A Call for Revival: Student Journalism

Erik Carter / The New Yorker

by Loren Haas

If you’re reading this article right now, I’d like to congratulate you: you’re probably one of the few. The Oxford Spokesman isn’t exactly a well-known organization. Out of our top 20 most read articles, only four of them have earned more than 30 views since their publication, and some of these articles have been out for longer than I’ve been a student at Oxford. Emory’s journalism program outside of Oxford isn’t faring much better. Emory University only offers one major distinctly within the field of Communications and Journalism, and only 30 undergraduate students out of 2460 graduated with this major in 2018. Student journalism is suffering – and has been for a long time.

This certainly isn’t an isolated issue. Student journalism, and journalism in general, are both on the decline. Interest in print newspapers is dropping considerably; daily circulation of news media in the United States has decreased by 8 to 9 percent in the past year alone. In fact, the number of publications published every weekday today (28.5 million) is less than half of what it was at its peak in 1990 (62 million). Plus, viewership is generally speaking down, with newspapers, local television and network television all seeing decreases in viewership over the course of the past two years.

However, the unique position of student journalism makes the blow especially significant. The only forms of news viewership that are increasing are cable television and digital media. Campus life limits access to several forms of media, and, without regular television access on Oxford or other campuses, digital media is the only one of these forms that student journalists can try to reach the student body through.

But increased interest in digital media forms has reduced the effectiveness of print papers. Several campuses that once published newspapers daily, such as the University of Virginia, have found themselves cutting back to biweekly or monthly. The problem from this is twofold; the student paper loses access to crucial advertising revenue, which can cripple the organization if it is independent from school funding, and loses its publicity. On campuses with daily newspapers, 82 percent of the student body reads the paper at least once over the course of 90 days. As surveys found that 74 percent of students will take action based on articles they have read in the student paper (even if it is as simple as checking out a recommended movie), losing daily publication sabotages student journalism’s influence across campuses.

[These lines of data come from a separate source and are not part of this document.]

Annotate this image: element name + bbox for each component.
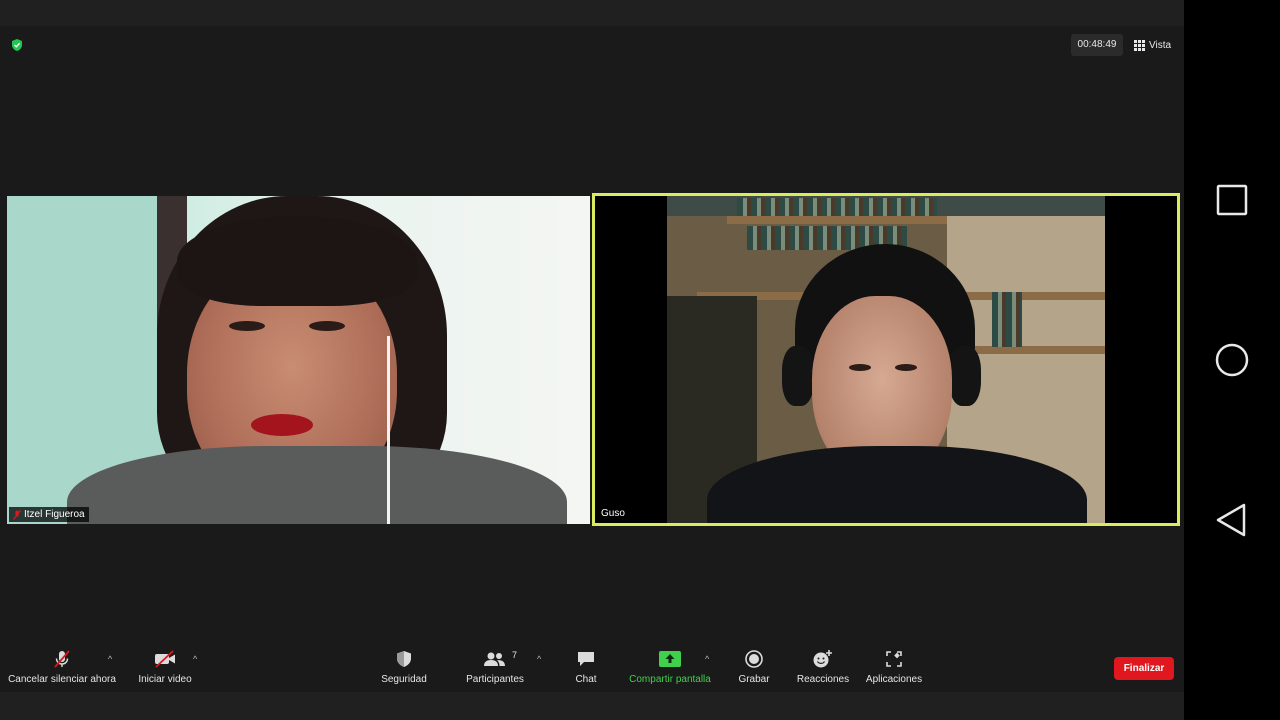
- participant-name-tag: Guso: [597, 506, 629, 521]
- end-meeting-button[interactable]: Finalizar: [1114, 657, 1174, 680]
- video-person: [309, 321, 345, 331]
- video-person: [782, 346, 814, 406]
- meeting-timer: 00:48:49: [1071, 34, 1123, 56]
- apps-button[interactable]: Aplicaciones: [862, 648, 926, 692]
- back-triangle-icon[interactable]: [1214, 502, 1250, 538]
- video-background: [737, 198, 937, 216]
- security-label: Seguridad: [381, 674, 427, 685]
- view-label: Vista: [1149, 39, 1172, 51]
- video-person: [895, 364, 917, 371]
- video-background: [992, 292, 1022, 347]
- participant-name: Guso: [601, 508, 625, 519]
- chat-label: Chat: [575, 674, 597, 685]
- top-strip: [0, 0, 1184, 26]
- participant-name: Itzel Figueroa: [24, 509, 85, 520]
- record-icon: [745, 650, 763, 668]
- smiley-plus-icon: [813, 650, 832, 668]
- share-screen-button[interactable]: Compartir pantalla: [624, 648, 716, 692]
- video-options-caret[interactable]: ^: [193, 654, 197, 664]
- muted-mic-icon: [13, 509, 21, 520]
- shield-icon: [397, 651, 411, 667]
- muted-mic-icon: [54, 650, 70, 668]
- participant-name-tag: Itzel Figueroa: [9, 507, 89, 522]
- home-circle-icon[interactable]: [1214, 342, 1250, 378]
- participants-label: Participantes: [466, 674, 524, 685]
- video-feed: [667, 196, 1105, 523]
- video-person: [949, 346, 981, 406]
- start-video-button[interactable]: Iniciar video: [135, 648, 195, 692]
- share-options-caret[interactable]: ^: [705, 654, 709, 664]
- video-tile-participant-1[interactable]: Itzel Figueroa: [7, 196, 590, 524]
- chat-bubble-icon: [578, 652, 594, 666]
- apps-icon: [886, 651, 902, 667]
- video-person: [229, 321, 265, 331]
- video-background: [727, 216, 947, 224]
- video-person: [849, 364, 871, 371]
- video-off-icon: [155, 650, 175, 668]
- video-person: [67, 446, 567, 524]
- video-person: [251, 414, 313, 436]
- participants-icon: [484, 652, 505, 666]
- record-button[interactable]: Grabar: [734, 648, 774, 692]
- reactions-label: Reacciones: [796, 674, 850, 685]
- encryption-shield-icon[interactable]: [10, 38, 24, 52]
- grid-view-icon: [1134, 39, 1145, 51]
- participants-options-caret[interactable]: ^: [537, 654, 541, 664]
- video-person: [387, 336, 390, 524]
- video-person: [177, 216, 417, 306]
- security-button[interactable]: Seguridad: [376, 648, 432, 692]
- record-label: Grabar: [738, 674, 770, 685]
- share-screen-label: Compartir pantalla: [629, 674, 711, 685]
- view-button[interactable]: Vista: [1134, 34, 1171, 56]
- video-background: [967, 346, 1105, 354]
- share-screen-icon: [659, 651, 681, 667]
- unmute-button[interactable]: Cancelar silenciar ahora: [8, 648, 116, 692]
- apps-label: Aplicaciones: [865, 674, 923, 685]
- unmute-label: Cancelar silenciar ahora: [8, 674, 116, 685]
- chat-button[interactable]: Chat: [570, 648, 602, 692]
- recents-square-icon[interactable]: [1214, 182, 1250, 218]
- participants-button[interactable]: 7 Participantes: [462, 648, 528, 692]
- zoom-meeting-window: 00:48:49 Vista Itzel Figueroa Guso Cance…: [0, 0, 1184, 720]
- android-navigation-bar: [1184, 0, 1280, 720]
- audio-options-caret[interactable]: ^: [108, 654, 112, 664]
- video-tile-participant-2-active-speaker[interactable]: Guso: [592, 193, 1180, 526]
- start-video-label: Iniciar video: [138, 674, 192, 685]
- bottom-strip: [0, 692, 1184, 720]
- reactions-button[interactable]: Reacciones: [795, 648, 851, 692]
- participants-count: 7: [511, 650, 517, 660]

This comes at a time where journalism is being attacked on all sides. The “fake news” era has damaged faith in news media, for some beyond repair. Only 41 percent of American adults say that they had even a fair amount of trust in the media in 2017, and 69 percent say that their faith in the news has decreased over the past decade. But more than that, even universities have become more hostile to student news as their bureaucratic needs grow. Many student newspapers, such as The Statesman from Stony Brook University, have found their relationships with their administrations become more tumultuous as they restrict access to both interviews and transparent documentation. Schools are providing less funding and claiming that the school papers just aren’t aligned with their “mission.”

All these factors combined feed into student journalism’s decline, and each one only compounds on top of each other. Student interest in publication doesn’t appear high – interest in journalism and mass communication programs at universities has been steadily declining – but part of the problem is that these publications do not exist in such a capacity where they can garner interest. Students are much more interested in joining an organization they can see impact their campus daily or is highly reputable than a sporadic periodical, but current conditions at universities are increasingly forcing student publications to publish print less and less. As journalism programs weaken, students turn to different programs, in which turn causes the journalism program to get weakened further. The cycle repeats.

Student journalism ought to be a crucial part of day to day life on a college campus. It ought to be a source of readily available campus news. It ought to be able to fill in for declining local news. It ought to become a backbone for a community. But the resources for and conditions of student journalism are deeply sabotaging it – and, if we don’t take action to change it, a vital part of campus connections could be lost.